I can’t believe my mom thought she could send me to boarding school. All those normal teens, with no idea what the world is really like. Leo understands my life in a way none of them ever could. And he’s right about how we grew up. I wasn’t wrong when I was thirteen. He really did see me. He still does.
I want to take his hand, but nerves hold me back. “This could be why my mother is so opposed to me being a Slayer, though. She knows the prophecy. And she’s worried that, now that I’m a Slayer, it’s one step closer to coming true.”

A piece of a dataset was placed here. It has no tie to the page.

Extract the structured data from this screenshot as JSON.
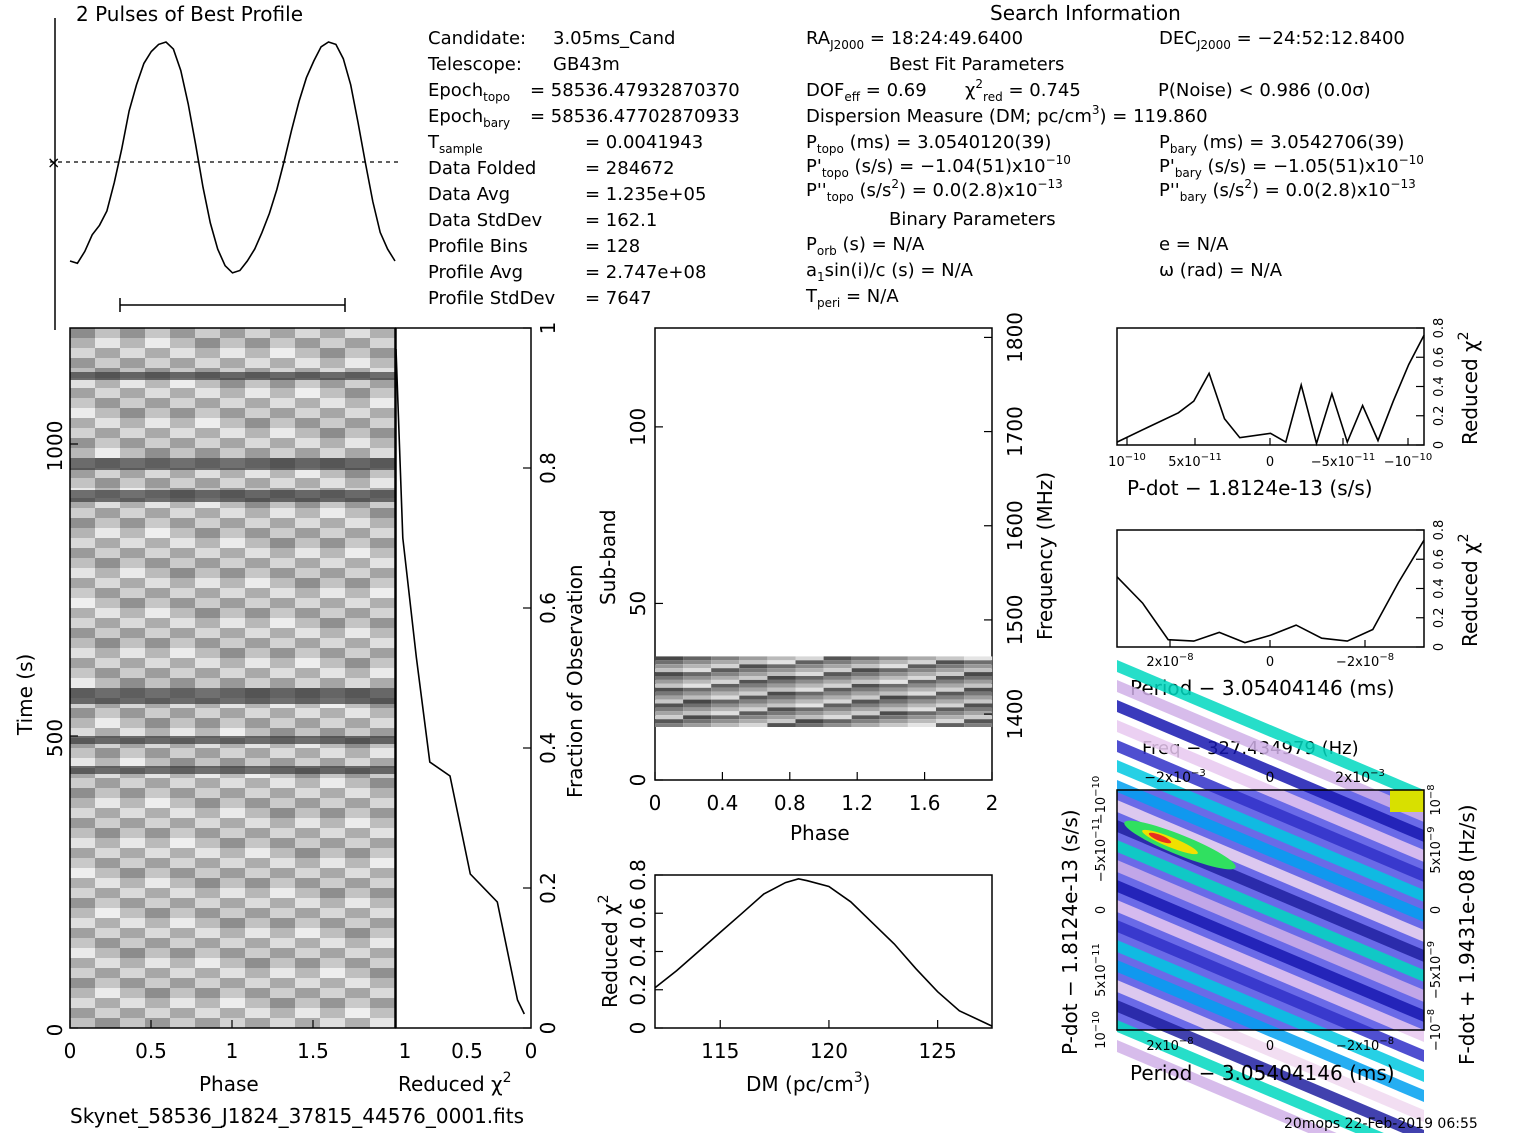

Leo shifts so he’s looking right at me. His eyes are so dark they’re almost black. I can tell he hasn’t been sleeping well, but exhaustion accentuates his cheekbones, and the dark stubble at his jawline is oddly vulnerable.
“Athena,” he says, “I know darkness. I know the hunger that drives chaos. And you have none of that in you. Slayer or not, you are and have always been good.” He pauses, searching my face, and for one brief aching moment I think he’s going to kiss me.